We’re talking about 3000 words…see ya-

Current:
I was short on Wednesday’s entry, so I’m going to continue on part of something from that day.
When I worked at MPPC, I had one volunteer in my 5 years there; Joe Sinnott, my lighting engineer. He helped shape and define for me what a volunteer is. He was as dedicated as any paid employee; he was invested in all aspects of our global responsibility to the end result of a well produced service and was willing to carve out time, coming in on non-production days during the week, in order to pre-set and determine preferred lighting levels and script timings in order to provide the very best he could offer. I could not have been more proud to sit along side him for most my entire 5 years there. Joe set the bar for my somewhat unrealistic expectations of what a volunteer should be.

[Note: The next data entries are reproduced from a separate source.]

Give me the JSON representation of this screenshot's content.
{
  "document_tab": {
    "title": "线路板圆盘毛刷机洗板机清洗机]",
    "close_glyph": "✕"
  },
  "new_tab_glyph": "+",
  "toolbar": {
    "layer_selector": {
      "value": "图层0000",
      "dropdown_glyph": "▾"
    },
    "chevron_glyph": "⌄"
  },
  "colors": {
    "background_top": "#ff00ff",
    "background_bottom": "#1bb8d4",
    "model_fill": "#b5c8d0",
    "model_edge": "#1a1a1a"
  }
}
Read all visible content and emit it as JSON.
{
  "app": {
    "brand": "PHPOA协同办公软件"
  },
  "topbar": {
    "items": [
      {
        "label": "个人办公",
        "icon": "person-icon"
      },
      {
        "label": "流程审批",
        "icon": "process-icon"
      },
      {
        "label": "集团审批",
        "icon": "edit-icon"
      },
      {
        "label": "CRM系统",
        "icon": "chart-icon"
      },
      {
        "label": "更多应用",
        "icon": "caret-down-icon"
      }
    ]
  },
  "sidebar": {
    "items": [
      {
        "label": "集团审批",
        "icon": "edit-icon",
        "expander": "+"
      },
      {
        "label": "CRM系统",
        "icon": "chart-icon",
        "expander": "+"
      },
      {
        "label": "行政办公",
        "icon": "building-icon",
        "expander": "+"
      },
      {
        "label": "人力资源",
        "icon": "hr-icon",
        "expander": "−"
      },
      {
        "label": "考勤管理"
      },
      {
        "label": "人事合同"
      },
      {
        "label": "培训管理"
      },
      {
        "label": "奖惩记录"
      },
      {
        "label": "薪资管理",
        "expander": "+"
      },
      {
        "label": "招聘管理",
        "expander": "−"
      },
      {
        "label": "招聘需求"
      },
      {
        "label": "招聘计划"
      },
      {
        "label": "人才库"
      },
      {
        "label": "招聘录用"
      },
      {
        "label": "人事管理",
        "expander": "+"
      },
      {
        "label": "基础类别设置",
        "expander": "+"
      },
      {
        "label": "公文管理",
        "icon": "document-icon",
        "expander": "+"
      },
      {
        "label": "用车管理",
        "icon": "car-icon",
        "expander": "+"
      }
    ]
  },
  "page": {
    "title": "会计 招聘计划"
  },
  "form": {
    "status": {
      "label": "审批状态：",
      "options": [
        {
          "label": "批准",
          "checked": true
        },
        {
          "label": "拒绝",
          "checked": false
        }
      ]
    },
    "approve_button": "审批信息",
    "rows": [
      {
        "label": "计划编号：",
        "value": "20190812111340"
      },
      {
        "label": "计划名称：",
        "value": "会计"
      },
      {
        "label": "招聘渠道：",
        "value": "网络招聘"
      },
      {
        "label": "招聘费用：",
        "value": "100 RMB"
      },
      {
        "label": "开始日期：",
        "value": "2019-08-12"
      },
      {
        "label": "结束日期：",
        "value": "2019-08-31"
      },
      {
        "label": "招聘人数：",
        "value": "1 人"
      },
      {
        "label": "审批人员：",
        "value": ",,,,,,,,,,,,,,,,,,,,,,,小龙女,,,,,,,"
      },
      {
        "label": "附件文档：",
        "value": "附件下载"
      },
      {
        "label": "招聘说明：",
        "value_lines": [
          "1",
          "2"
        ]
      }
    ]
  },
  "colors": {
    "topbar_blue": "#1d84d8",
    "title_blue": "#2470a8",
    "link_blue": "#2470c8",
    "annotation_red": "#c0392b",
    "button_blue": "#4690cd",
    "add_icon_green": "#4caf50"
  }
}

Coming to Fair Oaks, as it turned out, I did have some paid crew but over the 3+ years I’ve been there, the crew has become volunteer-based instead of paid. Without getting into the politics of 2003/2004/2005, I have come to know and be blessed by some of the most impressive and exemplary volunteers. If I name one, I feel like I need to name all, and rightly so, because if I were to leave off a name inadvertently, I could end up hurting someone’s feelings, which is the furthest from my intentions. It’s safe to say that our team at FOP was cultivated by God in our hard work and while we were heavy on the paid weekend servants when I was hired, it was clear shortly after that God was moving our team towards a volunteer-based team. I struggled against that for members of the team to be found who had expertise in the tech fields, in hopes of being able to bring them on board for very little pay but set them in positions as team leaders to lead the volunteers on a weekly basis. What God did instead was raise up leaders from within the volunteers and they became pillars and foundational pieces of the team, solidly participating, assisting, helping whenever called upon to serve, and thus, redefining for me what a volunteer is. In the same sense, it brought me back to Joe from MPPC. I realized that God raised up a number of Joe-like volunteers in a place where I thought I’d never see another volunteer like him. God showed me that He can and will create what/who He wants, where He wants them and showed me how to be blessed by them and work with.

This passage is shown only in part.